1987 yapımı gerilim filmi Fatal Attraction (Öldüren Cazibe)’da, New York’lu bir avukat olan Dan Gallagher (Michael Douglas), meslektaşı Alex Forrest (Glenn Close) adlı hırslı ve takıntılı bir halkla ilişkiler uzmanıyla yasak ilişkiye başlar. Kısa süren bu kaçamak sona erdiğinde Dan mutlu bir şekilde eşi Beth’in yanına döner. Ancak kalbi kırılan ve bu ilişkiyi geride bırakamayan Alex eski sevgilisini saplantılı bir şekilde takip etmeye ve taciz etmeye başlar. Olaylar giderek tırmanır; Alex ailenin evine gizlice girer ve Dan’in kızının tavşanını öldürür. Dan, Alex’le onun dairesinde yüzleşir; ikili arasında fiziksel bir kavga yaşanır. Alex’i öldürmekten son anda vazgeçen Dan sonunda yaptıklarını itiraf eder ve Beth’le barışır. Filmin doruk noktasında Alex Gallagher’ların evine girer ve Beth’i öldürmeye kalkar. Dan araya girer ve Alex’i küvette boğmaya çalışır, ancak sonunda Beth silahını alıp Alex’i vurur.

Filmin orijinal çekilen sonunda ise Alex, Dan’in cinayetle suçlanmasını sağlayacak şekilde kendini öldürür. Ancak Beth, Alex’in daha önce kaydettiği bir kaseti bulur ve bu kayıt Dan’in masumiyetini kanıtlar.
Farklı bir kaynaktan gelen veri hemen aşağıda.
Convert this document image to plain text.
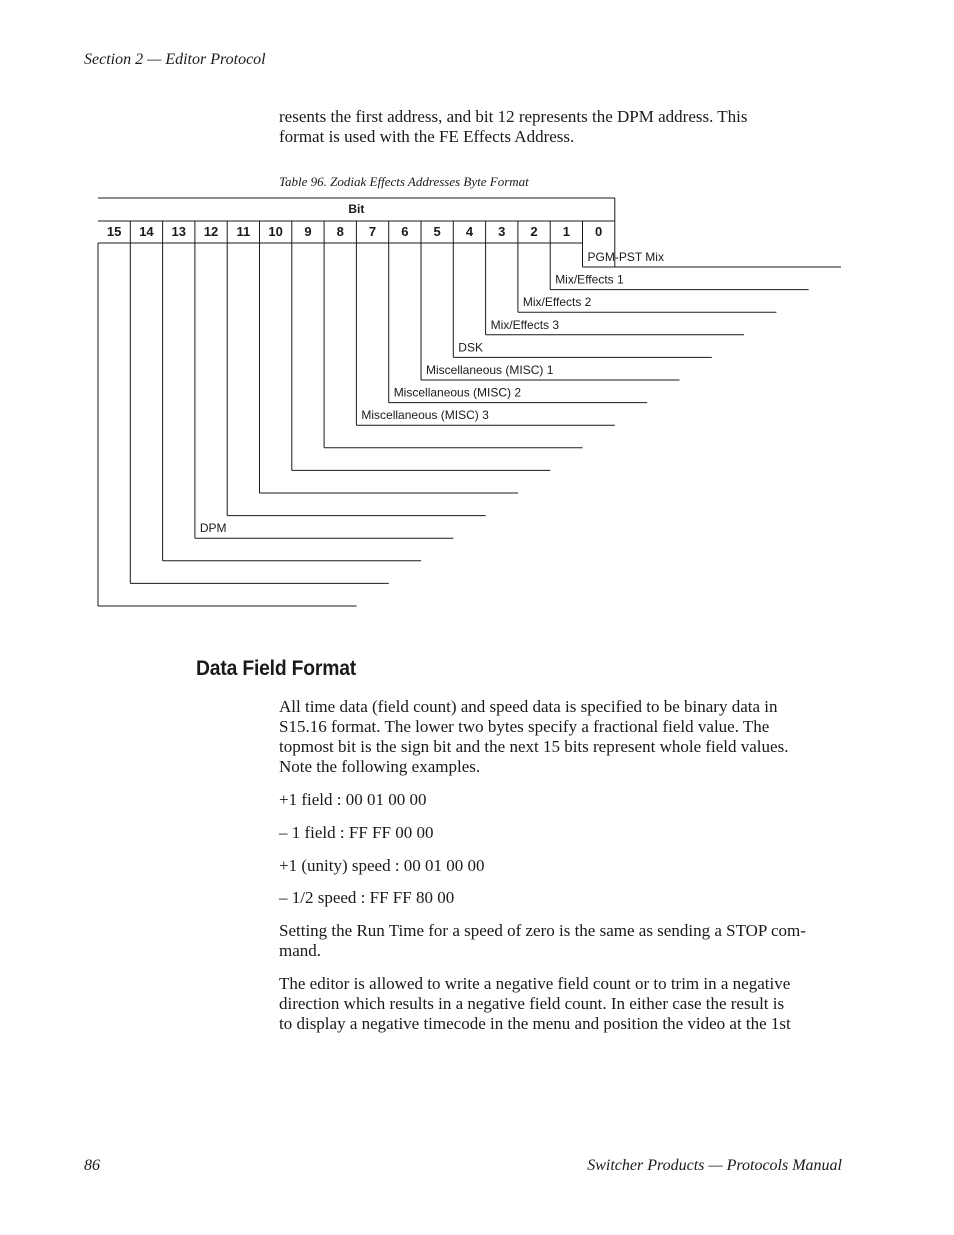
Section 2 — Editor Protocol
resents the first address, and bit 12 represents the DPM address. This
format is used with the FE Effects Address.
Table 96. Zodiak Effects Addresses Byte Format
Bit
15 14 13 12 11 10 9 8 7 6 5 4 3 2 1 0
PGM-PST Mix
Mix/Effects 1
Mix/Effects 2
Mix/Effects 3
DSK
Miscellaneous (MISC) 1
Miscellaneous (MISC) 2
Miscellaneous (MISC) 3
DPM
Data Field Format
All time data (field count) and speed data is specified to be binary data in
S15.16 format. The lower two bytes specify a fractional field value. The
topmost bit is the sign bit and the next 15 bits represent whole field values.
Note the following examples.
+1 field : 00 01 00 00
– 1 field : FF FF 00 00
+1 (unity) speed : 00 01 00 00
– 1/2 speed : FF FF 80 00
Setting the Run Time for a speed of zero is the same as sending a STOP com-
mand.
The editor is allowed to write a negative field count or to trim in a negative
direction which results in a negative field count. In either case the result is
to display a negative timecode in the menu and position the video at the 1st
86	Switcher Products — Protocols Manual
Bu versiyon test gösterimlerinde izleyicilerden olumsuz geri dönüşler alınca stüdyo Close ve Douglas’ı yeni bir final sahnesi çekmek üzere geri çağırdı. Douglas bu değişikliğe sıcak bakarken Close ve yönetmen Adrian Lyne fikre şiddetle karşı çıktı. Stüdyo ise Lyne’a yeni sonu çekmesi için 1,5 milyon dolar ek ödeme teklif edince yönetmen isteksiz de olsa kabul etti. Her ne kadar Close ve Lyne yeni finalden memnun olmasalar da Fatal Attraction dünya çapında 320 milyon dolarlık gişe başarısı elde etti ve hem Glenn Close’a hem de Adrian Lyne’a Oscar adaylığı kazandırdı.

Aliens (1986)

Ridley Scott’ın 1979 tarihli klasiği Alien’ın devamı niteliğindeki Aliens‘ın orijinal versiyonunda (yönetmen James Cameron’ın, Aliens’ı devam filmi olarak çektiği versiyonda) yürek burkan bir sahnede filmin baş kahramanı Ripley’nin (Sigourney Weaver), yarım asırdan uzun süren hiper uykudan uyanıp kızı Amanda’nın öldüğünü fark etmesini gösteriyor. Yıkılmış Ripley, yaşlı Amanda’nın fotoğrafına özlemle bakarken kızının hayatının neredeyse tamamını kaçırdığı için hayıflanıyor.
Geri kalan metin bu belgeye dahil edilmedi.